VENICE: A gut-wrenching new film about a five-year-old girl killed by Israeli forces in Gaza last year was given a record breaking 23-minute standing ovation after its premiere at the star-studded Venice Film Festival on Wednesday.
“The Voice of Hind Rajab”, a docu-drama about real events from January 2024, left much of the audience and many journalists sobbing as it screened for the first time.
Franco-Tunisian director Kaouther Ben Hania and her cast, all dressed in black, were also in tears as they soaked in applause, cheers and shouts of “Free Palestine! at the 1,032-seat main festival cinema.

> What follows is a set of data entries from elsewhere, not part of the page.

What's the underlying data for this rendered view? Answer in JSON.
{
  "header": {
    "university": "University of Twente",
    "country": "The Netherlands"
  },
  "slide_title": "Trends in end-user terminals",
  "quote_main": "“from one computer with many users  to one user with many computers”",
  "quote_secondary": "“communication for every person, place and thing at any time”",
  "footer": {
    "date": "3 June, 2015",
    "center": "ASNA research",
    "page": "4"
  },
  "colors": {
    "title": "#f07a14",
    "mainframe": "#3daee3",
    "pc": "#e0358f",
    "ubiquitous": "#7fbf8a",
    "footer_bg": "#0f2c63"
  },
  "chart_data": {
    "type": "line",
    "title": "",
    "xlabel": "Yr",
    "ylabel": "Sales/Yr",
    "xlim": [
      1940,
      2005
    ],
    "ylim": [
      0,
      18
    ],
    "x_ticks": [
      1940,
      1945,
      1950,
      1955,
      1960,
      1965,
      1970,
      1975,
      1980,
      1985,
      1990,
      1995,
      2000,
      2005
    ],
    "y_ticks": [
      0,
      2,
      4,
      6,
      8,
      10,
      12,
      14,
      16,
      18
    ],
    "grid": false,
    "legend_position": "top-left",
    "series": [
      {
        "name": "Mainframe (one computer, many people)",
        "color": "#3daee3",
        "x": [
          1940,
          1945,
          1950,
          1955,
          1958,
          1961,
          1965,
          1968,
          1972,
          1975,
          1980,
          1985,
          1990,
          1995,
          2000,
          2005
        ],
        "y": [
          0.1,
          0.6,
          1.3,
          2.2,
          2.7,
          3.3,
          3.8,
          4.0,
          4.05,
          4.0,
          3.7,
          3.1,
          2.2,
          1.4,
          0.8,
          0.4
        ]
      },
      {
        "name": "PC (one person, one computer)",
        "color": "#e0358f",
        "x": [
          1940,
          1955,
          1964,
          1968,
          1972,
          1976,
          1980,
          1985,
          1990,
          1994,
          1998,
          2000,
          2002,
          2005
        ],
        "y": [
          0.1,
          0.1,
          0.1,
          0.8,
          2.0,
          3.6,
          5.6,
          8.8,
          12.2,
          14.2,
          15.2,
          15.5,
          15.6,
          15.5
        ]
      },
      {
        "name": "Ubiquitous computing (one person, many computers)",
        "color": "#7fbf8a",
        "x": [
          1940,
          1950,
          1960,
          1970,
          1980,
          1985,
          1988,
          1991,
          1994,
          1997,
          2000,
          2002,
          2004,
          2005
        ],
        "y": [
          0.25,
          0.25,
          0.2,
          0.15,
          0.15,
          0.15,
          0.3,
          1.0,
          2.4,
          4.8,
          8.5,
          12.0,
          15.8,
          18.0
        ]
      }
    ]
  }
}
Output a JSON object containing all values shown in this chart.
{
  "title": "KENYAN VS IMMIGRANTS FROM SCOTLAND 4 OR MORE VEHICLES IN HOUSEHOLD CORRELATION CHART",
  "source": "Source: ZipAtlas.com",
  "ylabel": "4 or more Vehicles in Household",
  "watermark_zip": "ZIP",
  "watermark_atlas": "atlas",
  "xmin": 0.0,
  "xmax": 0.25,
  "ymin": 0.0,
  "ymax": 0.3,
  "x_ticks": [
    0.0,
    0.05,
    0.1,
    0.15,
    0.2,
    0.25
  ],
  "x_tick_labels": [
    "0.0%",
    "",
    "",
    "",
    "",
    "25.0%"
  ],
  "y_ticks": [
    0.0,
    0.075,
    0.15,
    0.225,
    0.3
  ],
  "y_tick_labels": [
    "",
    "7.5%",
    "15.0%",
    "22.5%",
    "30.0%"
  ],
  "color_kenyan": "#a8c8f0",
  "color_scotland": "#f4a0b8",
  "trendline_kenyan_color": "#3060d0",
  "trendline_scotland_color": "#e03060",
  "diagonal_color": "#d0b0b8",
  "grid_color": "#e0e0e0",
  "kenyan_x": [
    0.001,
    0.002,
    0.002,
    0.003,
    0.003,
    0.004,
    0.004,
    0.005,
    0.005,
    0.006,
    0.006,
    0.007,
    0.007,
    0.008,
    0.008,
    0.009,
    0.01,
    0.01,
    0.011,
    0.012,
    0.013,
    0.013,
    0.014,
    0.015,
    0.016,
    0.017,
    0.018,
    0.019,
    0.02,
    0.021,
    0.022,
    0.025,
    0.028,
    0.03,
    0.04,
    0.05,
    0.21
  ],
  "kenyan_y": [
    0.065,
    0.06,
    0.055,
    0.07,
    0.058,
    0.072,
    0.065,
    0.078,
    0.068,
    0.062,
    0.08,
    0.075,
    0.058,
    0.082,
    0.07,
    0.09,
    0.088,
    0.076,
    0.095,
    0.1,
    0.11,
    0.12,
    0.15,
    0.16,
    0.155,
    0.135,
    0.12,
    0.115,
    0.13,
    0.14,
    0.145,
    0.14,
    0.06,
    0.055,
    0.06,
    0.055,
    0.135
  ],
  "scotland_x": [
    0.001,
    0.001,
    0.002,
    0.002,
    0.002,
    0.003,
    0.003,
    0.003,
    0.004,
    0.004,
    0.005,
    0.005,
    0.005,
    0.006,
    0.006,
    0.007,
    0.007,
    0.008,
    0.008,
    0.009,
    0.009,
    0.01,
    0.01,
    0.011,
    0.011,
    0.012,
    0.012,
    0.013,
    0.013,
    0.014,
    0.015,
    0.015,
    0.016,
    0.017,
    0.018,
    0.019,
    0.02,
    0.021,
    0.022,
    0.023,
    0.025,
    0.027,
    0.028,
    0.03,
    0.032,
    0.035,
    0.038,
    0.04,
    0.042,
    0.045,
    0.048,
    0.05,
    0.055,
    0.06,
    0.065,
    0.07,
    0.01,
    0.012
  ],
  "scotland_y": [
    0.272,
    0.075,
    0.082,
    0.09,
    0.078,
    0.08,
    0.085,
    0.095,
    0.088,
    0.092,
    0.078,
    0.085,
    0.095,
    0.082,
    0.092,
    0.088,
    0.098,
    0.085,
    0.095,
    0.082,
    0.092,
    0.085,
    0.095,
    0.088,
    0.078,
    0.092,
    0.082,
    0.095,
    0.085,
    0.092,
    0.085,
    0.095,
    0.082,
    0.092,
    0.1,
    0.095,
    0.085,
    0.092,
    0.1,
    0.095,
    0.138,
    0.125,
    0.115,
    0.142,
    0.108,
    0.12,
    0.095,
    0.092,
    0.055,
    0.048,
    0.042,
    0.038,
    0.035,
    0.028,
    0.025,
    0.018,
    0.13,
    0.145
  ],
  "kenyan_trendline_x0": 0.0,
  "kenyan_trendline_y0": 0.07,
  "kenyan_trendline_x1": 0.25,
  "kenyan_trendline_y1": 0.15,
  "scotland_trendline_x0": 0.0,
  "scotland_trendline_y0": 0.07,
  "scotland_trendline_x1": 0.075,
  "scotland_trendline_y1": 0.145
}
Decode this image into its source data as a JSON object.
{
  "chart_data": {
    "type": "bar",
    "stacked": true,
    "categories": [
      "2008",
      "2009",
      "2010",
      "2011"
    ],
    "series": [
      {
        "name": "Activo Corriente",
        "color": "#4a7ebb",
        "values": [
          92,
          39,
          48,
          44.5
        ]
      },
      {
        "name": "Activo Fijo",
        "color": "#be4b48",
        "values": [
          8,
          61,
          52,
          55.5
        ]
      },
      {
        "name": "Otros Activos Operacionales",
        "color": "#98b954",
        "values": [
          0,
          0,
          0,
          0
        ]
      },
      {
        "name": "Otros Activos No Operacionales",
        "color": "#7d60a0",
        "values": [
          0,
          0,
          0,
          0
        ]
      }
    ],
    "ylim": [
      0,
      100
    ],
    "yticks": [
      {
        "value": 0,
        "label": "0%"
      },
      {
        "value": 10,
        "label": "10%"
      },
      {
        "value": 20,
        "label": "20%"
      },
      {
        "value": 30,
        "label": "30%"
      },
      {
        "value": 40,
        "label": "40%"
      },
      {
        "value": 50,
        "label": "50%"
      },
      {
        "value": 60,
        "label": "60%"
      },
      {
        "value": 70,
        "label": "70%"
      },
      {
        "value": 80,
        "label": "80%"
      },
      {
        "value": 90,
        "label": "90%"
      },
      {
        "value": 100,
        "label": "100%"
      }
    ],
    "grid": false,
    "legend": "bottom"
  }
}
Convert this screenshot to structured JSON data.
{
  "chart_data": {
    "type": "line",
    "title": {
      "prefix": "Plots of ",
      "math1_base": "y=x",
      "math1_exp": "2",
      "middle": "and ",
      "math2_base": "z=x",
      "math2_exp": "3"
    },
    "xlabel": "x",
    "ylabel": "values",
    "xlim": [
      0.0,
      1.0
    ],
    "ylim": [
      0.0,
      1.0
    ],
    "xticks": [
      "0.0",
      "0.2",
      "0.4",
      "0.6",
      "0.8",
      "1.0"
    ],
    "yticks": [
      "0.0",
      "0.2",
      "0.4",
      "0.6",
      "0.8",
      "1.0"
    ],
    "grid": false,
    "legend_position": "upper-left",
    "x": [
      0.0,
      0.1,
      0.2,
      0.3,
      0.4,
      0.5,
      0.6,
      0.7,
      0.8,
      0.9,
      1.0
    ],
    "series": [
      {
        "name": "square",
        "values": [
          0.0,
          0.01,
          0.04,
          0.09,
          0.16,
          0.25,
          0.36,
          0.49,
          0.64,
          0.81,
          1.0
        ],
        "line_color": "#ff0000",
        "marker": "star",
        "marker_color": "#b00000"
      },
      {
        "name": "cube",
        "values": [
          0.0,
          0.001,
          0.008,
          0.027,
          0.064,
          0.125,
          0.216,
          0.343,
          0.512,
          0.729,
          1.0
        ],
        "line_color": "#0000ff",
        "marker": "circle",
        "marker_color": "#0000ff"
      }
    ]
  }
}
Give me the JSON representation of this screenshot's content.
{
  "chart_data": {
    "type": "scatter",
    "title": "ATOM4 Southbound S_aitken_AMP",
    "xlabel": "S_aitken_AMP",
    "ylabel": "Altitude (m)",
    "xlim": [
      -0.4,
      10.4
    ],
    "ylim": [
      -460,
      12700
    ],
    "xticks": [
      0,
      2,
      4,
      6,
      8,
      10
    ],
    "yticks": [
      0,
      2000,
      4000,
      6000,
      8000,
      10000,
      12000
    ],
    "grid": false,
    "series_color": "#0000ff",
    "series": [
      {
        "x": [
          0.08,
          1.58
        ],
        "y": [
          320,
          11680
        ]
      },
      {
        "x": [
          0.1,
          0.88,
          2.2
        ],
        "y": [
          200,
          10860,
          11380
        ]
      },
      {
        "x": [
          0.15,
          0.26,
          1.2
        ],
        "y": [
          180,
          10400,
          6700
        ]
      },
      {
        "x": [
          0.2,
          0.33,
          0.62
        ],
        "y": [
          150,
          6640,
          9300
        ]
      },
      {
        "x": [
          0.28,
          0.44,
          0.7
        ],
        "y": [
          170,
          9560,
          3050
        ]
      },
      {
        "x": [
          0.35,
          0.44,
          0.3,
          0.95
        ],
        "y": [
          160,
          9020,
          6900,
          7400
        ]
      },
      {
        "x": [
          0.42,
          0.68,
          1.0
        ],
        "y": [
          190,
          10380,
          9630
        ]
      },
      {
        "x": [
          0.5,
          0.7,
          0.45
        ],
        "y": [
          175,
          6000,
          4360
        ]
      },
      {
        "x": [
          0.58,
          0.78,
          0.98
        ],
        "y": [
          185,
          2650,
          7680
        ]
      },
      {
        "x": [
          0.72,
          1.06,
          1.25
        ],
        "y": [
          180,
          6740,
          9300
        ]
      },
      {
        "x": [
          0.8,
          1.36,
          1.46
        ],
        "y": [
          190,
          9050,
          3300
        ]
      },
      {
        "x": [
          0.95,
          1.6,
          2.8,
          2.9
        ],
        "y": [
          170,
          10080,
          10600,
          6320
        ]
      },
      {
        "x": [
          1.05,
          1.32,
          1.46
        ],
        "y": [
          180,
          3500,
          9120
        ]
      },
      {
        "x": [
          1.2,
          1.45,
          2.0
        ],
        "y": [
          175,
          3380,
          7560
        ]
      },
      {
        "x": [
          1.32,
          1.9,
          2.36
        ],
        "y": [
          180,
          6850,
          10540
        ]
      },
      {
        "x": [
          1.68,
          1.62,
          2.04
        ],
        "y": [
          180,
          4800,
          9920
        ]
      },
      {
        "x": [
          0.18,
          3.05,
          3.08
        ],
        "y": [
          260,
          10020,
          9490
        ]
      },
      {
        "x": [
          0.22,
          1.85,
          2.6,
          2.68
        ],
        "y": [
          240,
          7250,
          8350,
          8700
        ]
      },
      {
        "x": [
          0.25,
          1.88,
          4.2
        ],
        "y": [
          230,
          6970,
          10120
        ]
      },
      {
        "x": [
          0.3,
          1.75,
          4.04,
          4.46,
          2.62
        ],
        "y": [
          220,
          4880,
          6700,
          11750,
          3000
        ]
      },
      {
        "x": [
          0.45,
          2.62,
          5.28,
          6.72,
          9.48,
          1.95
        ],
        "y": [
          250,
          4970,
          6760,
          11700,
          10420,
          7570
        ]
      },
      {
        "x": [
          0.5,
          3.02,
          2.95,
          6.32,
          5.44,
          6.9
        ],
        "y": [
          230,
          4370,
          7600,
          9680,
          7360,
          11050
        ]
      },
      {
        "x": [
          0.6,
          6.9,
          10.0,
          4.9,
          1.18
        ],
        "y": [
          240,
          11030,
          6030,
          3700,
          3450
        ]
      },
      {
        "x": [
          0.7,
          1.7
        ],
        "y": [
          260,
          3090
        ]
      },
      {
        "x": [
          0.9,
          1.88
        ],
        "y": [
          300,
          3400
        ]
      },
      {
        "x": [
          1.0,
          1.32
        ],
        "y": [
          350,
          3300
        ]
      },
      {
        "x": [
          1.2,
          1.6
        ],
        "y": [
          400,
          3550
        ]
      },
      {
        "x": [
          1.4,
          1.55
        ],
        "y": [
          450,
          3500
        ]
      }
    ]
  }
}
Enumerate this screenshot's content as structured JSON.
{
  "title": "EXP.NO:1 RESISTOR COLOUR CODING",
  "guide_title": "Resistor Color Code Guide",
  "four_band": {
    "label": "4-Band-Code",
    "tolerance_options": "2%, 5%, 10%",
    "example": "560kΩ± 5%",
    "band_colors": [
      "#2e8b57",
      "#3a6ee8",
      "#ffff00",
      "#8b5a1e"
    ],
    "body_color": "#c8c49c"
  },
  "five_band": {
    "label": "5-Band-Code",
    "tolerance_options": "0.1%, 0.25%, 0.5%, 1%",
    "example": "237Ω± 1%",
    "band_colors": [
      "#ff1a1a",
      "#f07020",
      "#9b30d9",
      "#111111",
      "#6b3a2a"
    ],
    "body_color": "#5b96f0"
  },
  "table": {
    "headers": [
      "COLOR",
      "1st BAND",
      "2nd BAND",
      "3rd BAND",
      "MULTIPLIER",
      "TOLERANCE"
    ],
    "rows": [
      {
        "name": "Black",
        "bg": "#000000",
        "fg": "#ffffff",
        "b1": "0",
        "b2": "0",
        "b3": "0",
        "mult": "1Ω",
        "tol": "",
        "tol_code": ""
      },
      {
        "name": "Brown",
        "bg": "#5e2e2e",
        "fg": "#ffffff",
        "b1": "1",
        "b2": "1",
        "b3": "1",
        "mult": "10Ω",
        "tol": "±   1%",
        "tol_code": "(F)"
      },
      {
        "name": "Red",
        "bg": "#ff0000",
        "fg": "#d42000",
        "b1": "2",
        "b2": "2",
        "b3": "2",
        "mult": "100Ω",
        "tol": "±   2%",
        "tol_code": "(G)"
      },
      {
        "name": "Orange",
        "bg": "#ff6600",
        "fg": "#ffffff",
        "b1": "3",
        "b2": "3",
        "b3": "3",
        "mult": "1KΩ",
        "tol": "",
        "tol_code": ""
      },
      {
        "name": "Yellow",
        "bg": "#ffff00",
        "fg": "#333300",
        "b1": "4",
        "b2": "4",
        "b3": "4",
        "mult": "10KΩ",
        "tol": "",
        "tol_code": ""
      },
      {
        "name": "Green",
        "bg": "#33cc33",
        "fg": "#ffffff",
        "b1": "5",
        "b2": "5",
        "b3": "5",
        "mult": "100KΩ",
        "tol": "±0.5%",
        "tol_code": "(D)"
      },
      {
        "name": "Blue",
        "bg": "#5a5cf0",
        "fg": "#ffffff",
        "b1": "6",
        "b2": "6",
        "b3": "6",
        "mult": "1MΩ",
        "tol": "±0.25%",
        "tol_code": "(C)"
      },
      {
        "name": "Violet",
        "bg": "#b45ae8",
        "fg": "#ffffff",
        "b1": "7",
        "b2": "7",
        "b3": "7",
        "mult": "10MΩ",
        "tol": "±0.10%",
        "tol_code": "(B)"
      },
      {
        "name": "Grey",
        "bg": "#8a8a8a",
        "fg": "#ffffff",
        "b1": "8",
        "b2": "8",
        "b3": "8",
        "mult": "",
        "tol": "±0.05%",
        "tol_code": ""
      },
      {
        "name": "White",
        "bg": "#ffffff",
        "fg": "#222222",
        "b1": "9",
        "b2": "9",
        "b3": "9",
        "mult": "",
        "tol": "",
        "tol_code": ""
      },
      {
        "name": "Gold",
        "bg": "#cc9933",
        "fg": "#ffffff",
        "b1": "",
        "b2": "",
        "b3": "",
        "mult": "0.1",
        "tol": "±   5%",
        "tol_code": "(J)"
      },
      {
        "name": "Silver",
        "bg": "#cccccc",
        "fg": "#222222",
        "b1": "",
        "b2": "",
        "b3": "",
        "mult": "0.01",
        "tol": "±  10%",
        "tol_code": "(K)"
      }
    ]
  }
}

“We see that the narrative all around world is that those dying in Gaza are collateral damage, in the media,” Ben Hania told journalists ahead of the premiere.
“And I think this is so dehumanising, and that's why cinema, art and every kind of expression is very important to give those people a voice and face.”
Her film tells the story of Hind Rajab Hamada who was fleeing the Israeli military in Gaza City with six relatives last year when their car came under fire.
The sole survivor, her desperate calls with the Red Crescent rescue service -- which were recorded and released -- brief caused international outrage.
“The Voice of Hind Rajab” has plenty of famous names attached as executive producers -- from actors Joaquin Phoenix, who attended the premiere, and Brad Pitt to Oscar-winning directors Jonathan Glazer (“The Zone of Interest”) and Mexico's Alfonso Cuaron (“Roma”).
“I'm very happy, and I never in my life thought that can be possible,” Ben Hania said of her A-list backers.
Its premiere came on the same day as a senior Israeli military official said one million Palestinians could be displaced by a new offensive around Gaza City.